Users advised against recycling credentials for valuable accounts

Sep 2, 2014 16:47 GMT  ·  By

Some users of the services offered by web hosting provider Namecheap have been alerted that credentials for their accounts have been used by third party individuals to log in.

The company informs that there was no leak from their part as a result of a cyber-attack, but that the group behind the fraudulent activity relied on details most likely available from Cybervor’s database of 1.2 billion records.

Cybervor is a gang from Russia, reported by Hold security firm in Milwakee to have amassed a collection of 1.2 billion unique credentials linked to 500 million email addresses.

The news made the rounds right before the Black Hat USA presentation sessions, which led many to speculate that it was a publicity stunt designed to increase sales of the company’s products.

Namecheap said in an announcement to its customers that their intrusion detection systems (IDS) alerted of an unusually high load on the login servers.

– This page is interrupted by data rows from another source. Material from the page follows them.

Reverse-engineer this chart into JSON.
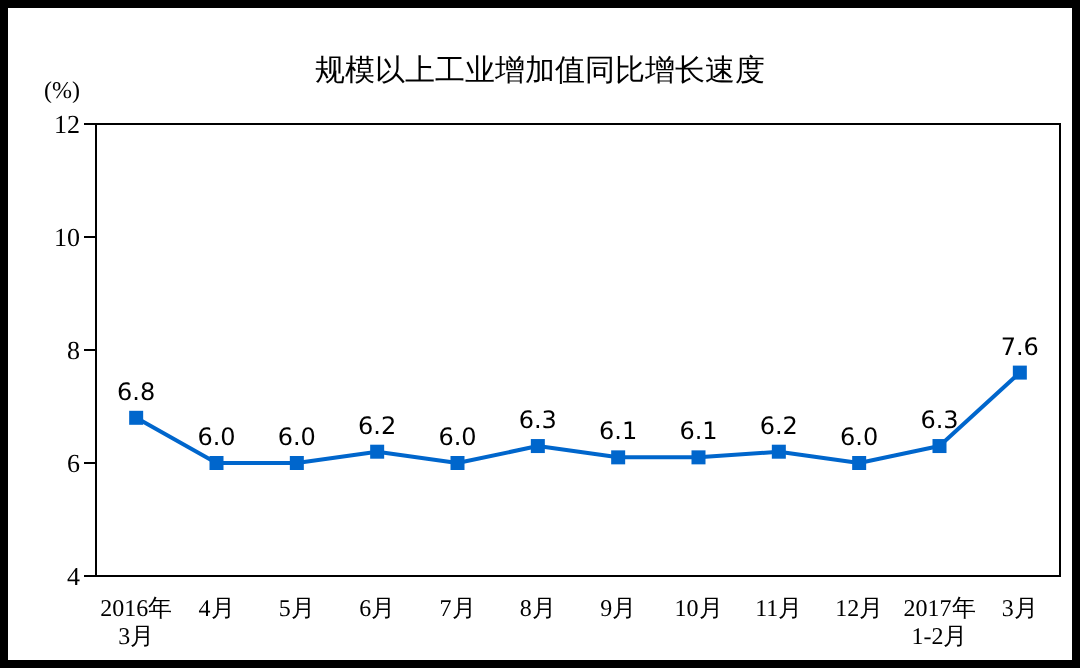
{
  "chart_data": {
    "type": "line",
    "title": "规模以上工业增加值同比增长速度",
    "ylabel": "(%)",
    "categories": [
      "2016年\n3月",
      "4月",
      "5月",
      "6月",
      "7月",
      "8月",
      "9月",
      "10月",
      "11月",
      "12月",
      "2017年\n1-2月",
      "3月"
    ],
    "series": [
      {
        "color": "#0066cc",
        "values": [
          6.8,
          6.0,
          6.0,
          6.2,
          6.0,
          6.3,
          6.1,
          6.1,
          6.2,
          6.0,
          6.3,
          7.6
        ],
        "value_labels": [
          "6.8",
          "6.0",
          "6.0",
          "6.2",
          "6.0",
          "6.3",
          "6.1",
          "6.1",
          "6.2",
          "6.0",
          "6.3",
          "7.6"
        ]
      }
    ],
    "ylim": [
      4,
      12
    ],
    "yticks": [
      4,
      6,
      8,
      10,
      12
    ],
    "marker": "square",
    "line_style": "solid"
  }
}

An investigation was started and the experts determined that the credentials came from a third party source, likely Cybervor database.

“The vast majority of these login attempts have been unsuccessful as the data is incorrect or old and passwords have been changed. As a precaution, we are aggressively blocking the IP addresses that appear to be logging in with the stolen password data,” said Matt Russell from Namecheap.

Additional steps taken to mitigate the issue consist of logging the IP addresses in order to create blocking rules and export them across the network; this way, fraudulent login attempts from these IPs to any Namecheap system or service will be eliminated.

As for the successful login attempts, the company says that the accounts have been secured and customers are contacted so that they increase the protection measures, such as two-factor authentication (2FA).

Access to the secured accounts can be done once the owner validates their identity; after this, new credentials will be issued, with a stronger password.

“The hackers are using usernames and passwords being used have been obtained from other sources. These have not been obtained from Namecheap,” Russell stresses.

The investigation revealed that users who recycled their Namecheap credentials on other services were the ones vulnerable.

Anyone adopting this practice is advised to create unique passwords, at least for accounts valuable to them. The incident is fresh, as it occurred on September 1, early in the morning.

Namecheap follows the latest security practices and stores passwords in an encrypted form using the most secure methods. Further protection is given by multiple firewalls and intrusion detection systems, with defense mechanisms being reviewed on a regular basis.